Pijany zasnął za kierownicą
CHOJNÓW. Do groźnego wypadku doszło wczoraj wieczorem na drodze krajowej nr 94 w kierunku Chojnowa. Kierowca BMW był tak pijany, że zasnął za kierownicą, zjechał na przeciwległy pas ruchu, wjechał do rowu i zatrzymał się na drzewie.
Na szczęście, 39-latek jechał sam, a na drodze w tym czasie nie było innych aut. Kierowca stracił panowanie nad autem, bo miał ponad 3 promile i za kierownicą zmożył go sen.

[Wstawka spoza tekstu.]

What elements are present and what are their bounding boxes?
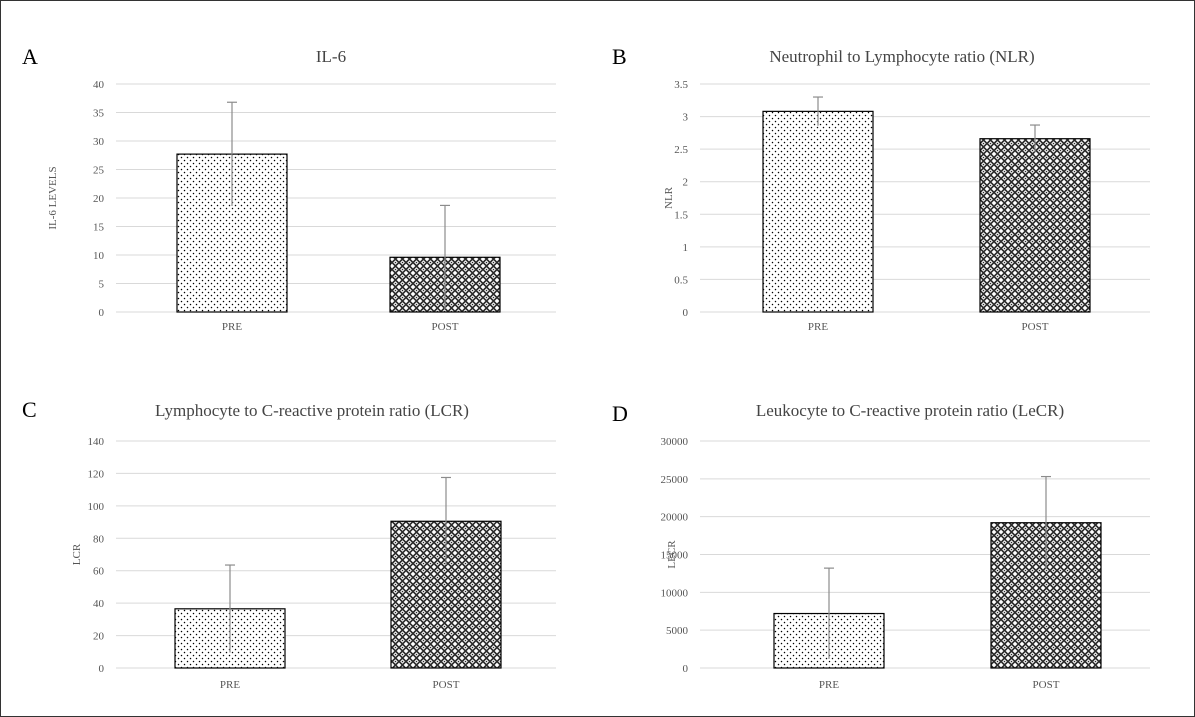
x-category-label: PRE [220,679,240,691]
chart-title: Leukocyte to C-reactive protein ratio (L… [756,401,1064,420]
x-category-label: POST [1033,679,1060,691]
y-tick-label: 1 [683,242,689,254]
y-tick-label: 100 [88,501,105,513]
y-tick-label: 10 [93,250,105,262]
y-tick-label: 15 [93,222,105,234]
y-tick-label: 5 [99,279,105,291]
y-tick-label: 20 [93,193,105,205]
panel-letter: D [612,401,628,426]
y-tick-label: 25 [93,165,105,177]
chart-title: Lymphocyte to C-reactive protein ratio (… [155,401,469,420]
y-tick-label: 120 [88,468,105,480]
y-tick-label: 3 [683,112,689,124]
y-tick-label: 10000 [661,587,689,599]
bar-post [979,138,1091,313]
panel-letter: C [22,397,37,422]
y-tick-label: 40 [93,79,105,91]
y-tick-label: 30 [93,136,105,148]
y-tick-label: 30000 [661,436,689,448]
y-axis-label: NLR [663,186,675,209]
y-axis-label: LCR [71,543,83,565]
chart-panel-a: A IL-6 0 5 10 15 20 25 30 35 40 IL-6 LEVELS PRE POST [22,44,556,333]
y-tick-label: 0 [99,663,105,675]
chart-title: IL-6 [316,47,346,66]
y-tick-label: 2.5 [674,144,688,156]
x-category-label: POST [1022,321,1049,333]
x-category-label: PRE [819,679,839,691]
y-tick-label: 0 [683,307,689,319]
panel-letter: B [612,44,627,69]
chart-title: Neutrophil to Lymphocyte ratio (NLR) [769,47,1034,66]
y-tick-label: 35 [93,108,105,120]
x-category-label: PRE [222,321,242,333]
y-tick-label: 2 [683,177,689,189]
x-category-label: POST [433,679,460,691]
y-tick-label: 3.5 [674,79,688,91]
y-axis-label: IL-6 LEVELS [47,166,59,229]
chart-panel-b: B Neutrophil to Lymphocyte ratio (NLR) 0 0.… [612,44,1150,333]
y-axis-label: LECR [666,540,678,569]
y-tick-label: 20000 [661,512,689,524]
chart-panel-c: C Lymphocyte to C-reactive protein ratio … [22,397,556,691]
y-tick-label: 0.5 [674,274,688,286]
y-tick-label: 140 [88,436,105,448]
y-tick-label: 25000 [661,474,689,486]
y-tick-label: 0 [99,307,105,319]
bar-pre [762,110,874,313]
chart-panel-d: D Leukocyte to C-reactive protein ratio (… [612,401,1150,691]
y-tick-label: 20 [93,631,105,643]
y-tick-label: 40 [93,598,105,610]
y-tick-label: 1.5 [674,209,688,221]
y-tick-label: 15000 [661,550,689,562]
x-category-label: POST [432,321,459,333]
y-tick-label: 5000 [666,625,689,637]
y-tick-label: 0 [683,663,689,675]
panel-letter: A [22,44,38,69]
y-tick-label: 80 [93,533,105,545]
x-category-label: PRE [808,321,828,333]
y-tick-label: 60 [93,566,105,578]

- Ponadto po sprawdzeniu w systemach policyjnych okazało się, że ma on dwa sądowe zakazy kierowania pojazdami, w tym jeden dożywotni. Mężczyzna uskarżał się na bóle w klatce piersiowej i głowy, został więc przebadany w legnickim szpitalu, jednak nie miał żadnych obrażeń ciała i został przewieziony do policyjnego aresztu - informuje Anna Tersa z Komendy Miejskiej Policji w Legnicy.
Po raz kolejny 39-latek ze Zgorzelca stanie przed sądem. Za złamanie sądowego zakazu grozi kara do 5 lat pozbawienia wolności, a za kierowanie w stanie nietrzeźwości do 3 lat więzienia.